Can breastfeeding continue with breast milk jaundice?
Generally, whether breastfeeding can continue in the case of breast milk jaundice depends on the severity of the jaundice. If the jaundice is mild, breastfeeding usually can continue; however, if the jaundice is severe, it is not recommended to continue breastfeeding. If any abnormalities occur, timely medical consultation is advised. Detailed explanation is as follows:

Breast milk jaundice typically occurs due to certain components in breast milk that interfere with bilirubin metabolism, resulting in jaundice. In most cases, mild breast milk jaundice does not significantly affect the infant's health, and continuing breastfeeding helps the baby receive necessary nutrition and immune support. As the baby grows and liver function gradually matures, bilirubin levels will return to normal, and breast milk jaundice usually resolves on its own within several weeks. Therefore, in cases of mild jaundice, breastfeeding can continue, but close monitoring of the baby's jaundice level and weight changes is necessary.

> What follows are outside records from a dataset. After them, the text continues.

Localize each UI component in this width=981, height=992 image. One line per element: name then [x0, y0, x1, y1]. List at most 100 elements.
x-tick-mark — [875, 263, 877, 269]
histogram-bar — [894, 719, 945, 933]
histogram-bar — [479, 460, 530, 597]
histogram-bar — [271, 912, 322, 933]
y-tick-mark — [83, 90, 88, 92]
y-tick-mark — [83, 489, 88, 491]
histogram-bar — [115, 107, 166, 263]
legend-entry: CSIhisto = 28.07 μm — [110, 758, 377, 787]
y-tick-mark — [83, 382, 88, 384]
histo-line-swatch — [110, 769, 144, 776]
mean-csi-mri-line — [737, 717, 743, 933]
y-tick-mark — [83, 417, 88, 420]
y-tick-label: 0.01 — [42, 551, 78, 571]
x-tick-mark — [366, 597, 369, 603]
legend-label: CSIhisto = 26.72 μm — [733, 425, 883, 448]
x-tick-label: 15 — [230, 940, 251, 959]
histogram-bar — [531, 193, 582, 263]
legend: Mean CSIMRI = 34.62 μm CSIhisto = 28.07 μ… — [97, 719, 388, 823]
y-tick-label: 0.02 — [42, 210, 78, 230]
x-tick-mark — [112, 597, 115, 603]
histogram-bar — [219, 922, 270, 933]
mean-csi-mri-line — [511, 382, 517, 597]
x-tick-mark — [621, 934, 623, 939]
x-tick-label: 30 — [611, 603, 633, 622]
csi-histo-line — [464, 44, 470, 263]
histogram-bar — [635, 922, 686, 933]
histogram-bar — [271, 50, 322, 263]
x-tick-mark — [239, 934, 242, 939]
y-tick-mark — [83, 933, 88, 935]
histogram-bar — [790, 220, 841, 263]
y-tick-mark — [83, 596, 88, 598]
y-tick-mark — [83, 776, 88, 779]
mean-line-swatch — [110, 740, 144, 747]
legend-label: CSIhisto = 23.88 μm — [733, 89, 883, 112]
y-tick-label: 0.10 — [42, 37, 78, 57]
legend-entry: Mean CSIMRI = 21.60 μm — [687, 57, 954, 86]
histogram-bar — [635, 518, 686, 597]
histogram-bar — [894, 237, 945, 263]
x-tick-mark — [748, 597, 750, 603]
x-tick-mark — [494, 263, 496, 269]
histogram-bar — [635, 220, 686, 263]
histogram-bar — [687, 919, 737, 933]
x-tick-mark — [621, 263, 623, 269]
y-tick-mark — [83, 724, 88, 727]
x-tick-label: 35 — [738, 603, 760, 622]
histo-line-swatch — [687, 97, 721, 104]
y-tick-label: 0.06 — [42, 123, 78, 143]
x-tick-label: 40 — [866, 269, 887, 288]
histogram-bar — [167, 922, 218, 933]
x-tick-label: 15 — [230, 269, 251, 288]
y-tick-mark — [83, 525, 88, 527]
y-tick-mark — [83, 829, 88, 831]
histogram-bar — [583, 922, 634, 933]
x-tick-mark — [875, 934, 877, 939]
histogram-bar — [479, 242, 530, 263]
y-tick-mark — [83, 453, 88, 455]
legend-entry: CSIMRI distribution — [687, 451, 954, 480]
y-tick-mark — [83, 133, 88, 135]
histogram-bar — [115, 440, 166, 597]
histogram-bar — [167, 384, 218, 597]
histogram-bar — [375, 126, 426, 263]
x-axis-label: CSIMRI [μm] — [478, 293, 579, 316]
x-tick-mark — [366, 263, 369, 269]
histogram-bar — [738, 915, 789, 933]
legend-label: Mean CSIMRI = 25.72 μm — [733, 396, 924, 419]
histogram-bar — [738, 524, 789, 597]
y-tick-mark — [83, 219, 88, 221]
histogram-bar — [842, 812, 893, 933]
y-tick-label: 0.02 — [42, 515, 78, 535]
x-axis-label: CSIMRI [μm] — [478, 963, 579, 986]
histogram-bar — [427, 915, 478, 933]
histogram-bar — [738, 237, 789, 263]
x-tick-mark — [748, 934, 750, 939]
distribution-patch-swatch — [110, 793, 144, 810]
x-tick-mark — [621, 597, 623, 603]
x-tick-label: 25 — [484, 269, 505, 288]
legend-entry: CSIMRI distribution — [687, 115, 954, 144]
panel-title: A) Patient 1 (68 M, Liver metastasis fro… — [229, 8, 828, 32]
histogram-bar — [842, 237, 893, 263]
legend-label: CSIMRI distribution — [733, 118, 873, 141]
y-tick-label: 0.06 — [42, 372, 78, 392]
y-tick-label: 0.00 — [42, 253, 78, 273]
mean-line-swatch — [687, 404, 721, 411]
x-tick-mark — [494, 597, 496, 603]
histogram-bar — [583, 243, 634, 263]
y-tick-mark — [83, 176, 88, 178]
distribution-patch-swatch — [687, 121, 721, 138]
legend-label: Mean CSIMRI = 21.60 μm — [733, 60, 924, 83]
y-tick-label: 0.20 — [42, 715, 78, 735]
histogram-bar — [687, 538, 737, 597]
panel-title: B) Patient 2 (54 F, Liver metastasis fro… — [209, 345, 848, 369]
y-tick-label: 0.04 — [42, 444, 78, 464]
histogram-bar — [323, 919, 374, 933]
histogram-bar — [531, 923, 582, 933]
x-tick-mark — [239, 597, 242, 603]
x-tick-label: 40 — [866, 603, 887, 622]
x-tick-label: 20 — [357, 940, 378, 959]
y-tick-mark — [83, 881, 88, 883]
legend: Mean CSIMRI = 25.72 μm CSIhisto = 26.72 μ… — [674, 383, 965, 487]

However, if the breast milk jaundice is severe and bilirubin levels continue to rise, it may pose potential risks to the infant's growth and development and could even lead to complications such as bilirubin encephalopathy. In such cases, doctors may recommend temporarily stopping breastfeeding for 3–5 days and switching to formula feeding to reduce bilirubin production and promote resolution of jaundice.
Mothers should maintain a balanced diet, avoid excessive intake of spicy or greasy foods, breastfeed on demand to ensure the baby receives sufficient milk, and closely monitor the baby's jaundice level, mental status, and urine and stool patterns. Regular follow-up tests for bilirubin levels are necessary, and breastfeeding should be temporarily stopped and appropriate medical advice followed when indicated.